Buya Yahya memberi analogi tentang keharaman berebut makanan saat maulid dengan mencium hajar aswad.
Hukum mencium hajar aswad adalah sunah. Namun jika sampai berebutan yang mengakibatkan orang lain sakit hati, atau misalnya dengan cara membayar sejumlah uang agar dapat mencium hajar aswad, maka hal itu tidak boleh.
Begitu halnya dengan berebut makanan. Itu merupakan ekspresi kebahagiaan menyambut ulang tahun Rasulullah. Tetapi jika sampai membahayakan orang lain maka hukumnya tidak boleh.
Baca Juga: 4 Amalan Bulan Maulid yang Paling Utama
Buya Yahya menegaskan, jangan sampai kesunahan-kesunahan yang dilakukan justru berakhir dengan dosa akibat kesalan cara melaksanakannya.

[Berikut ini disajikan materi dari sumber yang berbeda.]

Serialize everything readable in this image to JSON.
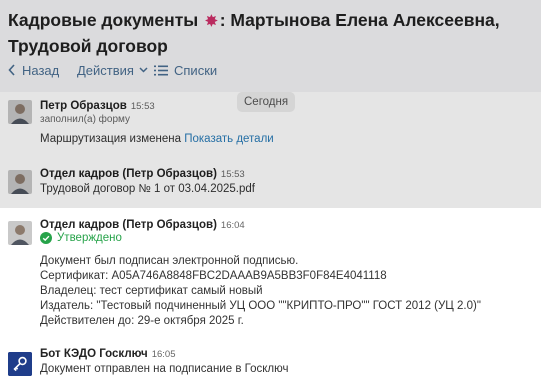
{
  "header": {
    "title_part1": "Кадровые документы",
    "title_part2": ": Мартынова Елена Алексеевна, Трудовой договор"
  },
  "toolbar": {
    "back_label": "Назад",
    "actions_label": "Действия",
    "lists_label": "Списки"
  },
  "feed": {
    "date_badge": "Сегодня",
    "messages": [
      {
        "sender": "Петр Образцов",
        "time": "15:53",
        "subline": "заполнил(а) форму",
        "text": "Маршрутизация изменена",
        "link": "Показать детали"
      },
      {
        "sender": "Отдел кадров (Петр Образцов)",
        "time": "15:53",
        "text": "Трудовой договор № 1 от 03.04.2025.pdf"
      },
      {
        "sender": "Отдел кадров (Петр Образцов)",
        "time": "16:04",
        "status": "Утверждено",
        "lines": [
          "Документ был подписан электронной подписью.",
          "Сертификат: A05A746A8848FBC2DAAAB9A5BB3F0F84E4041118",
          "Владелец: тест сертификат самый новый",
          "Издатель: \"Тестовый подчиненный УЦ ООО \"\"КРИПТО-ПРО\"\" ГОСТ 2012 (УЦ 2.0)\"",
          "Действителен до: 29-е октября 2025 г."
        ]
      },
      {
        "sender": "Бот КЭДО Госключ",
        "time": "16:05",
        "text": "Документ отправлен на подписание в Госключ"
      }
    ]
  },
  "colors": {
    "link": "#2a7cb8",
    "toolbar": "#4a6f93",
    "approved": "#27a34a",
    "bot_avatar": "#1f3d8a"
  }
}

Dalam kaidah fikihnya, mendahulukan orang lain dalam urusan dunia itu sunah. Sementara mendahulukan orang lain dalam urusan ibadah hukumnya makruh.

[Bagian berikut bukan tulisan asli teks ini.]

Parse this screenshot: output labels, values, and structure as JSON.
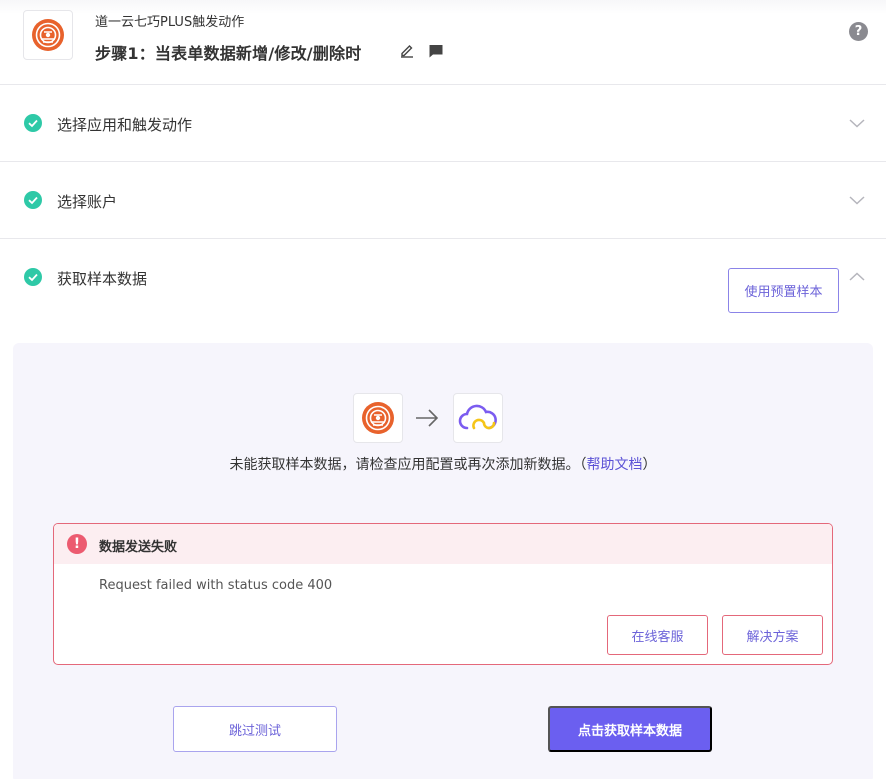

Dalam konteks acara maulid, penerapan kaidah tersebut berarti lebih baik mengalah dalam mengambil makanan. Tidak perlu rebutan. Mestinya yang perlu diperebutkan adalah membaca sholawatnya, bukan makanannya.
Baca Juga: Kisah Maulid Nabi Muhammad: Bilal Bin Rabah Pingsan Tak Kuasa Menahan Rindu Kepada Rasulullah
Sebagai tuan rumah penyelenggara acara maulid mestinya membuat aturan agar orang yang hadir tidak berebutan makanan. Himbauan tokoh masyarakat diperlukan agar acara maulid berjalan tertib.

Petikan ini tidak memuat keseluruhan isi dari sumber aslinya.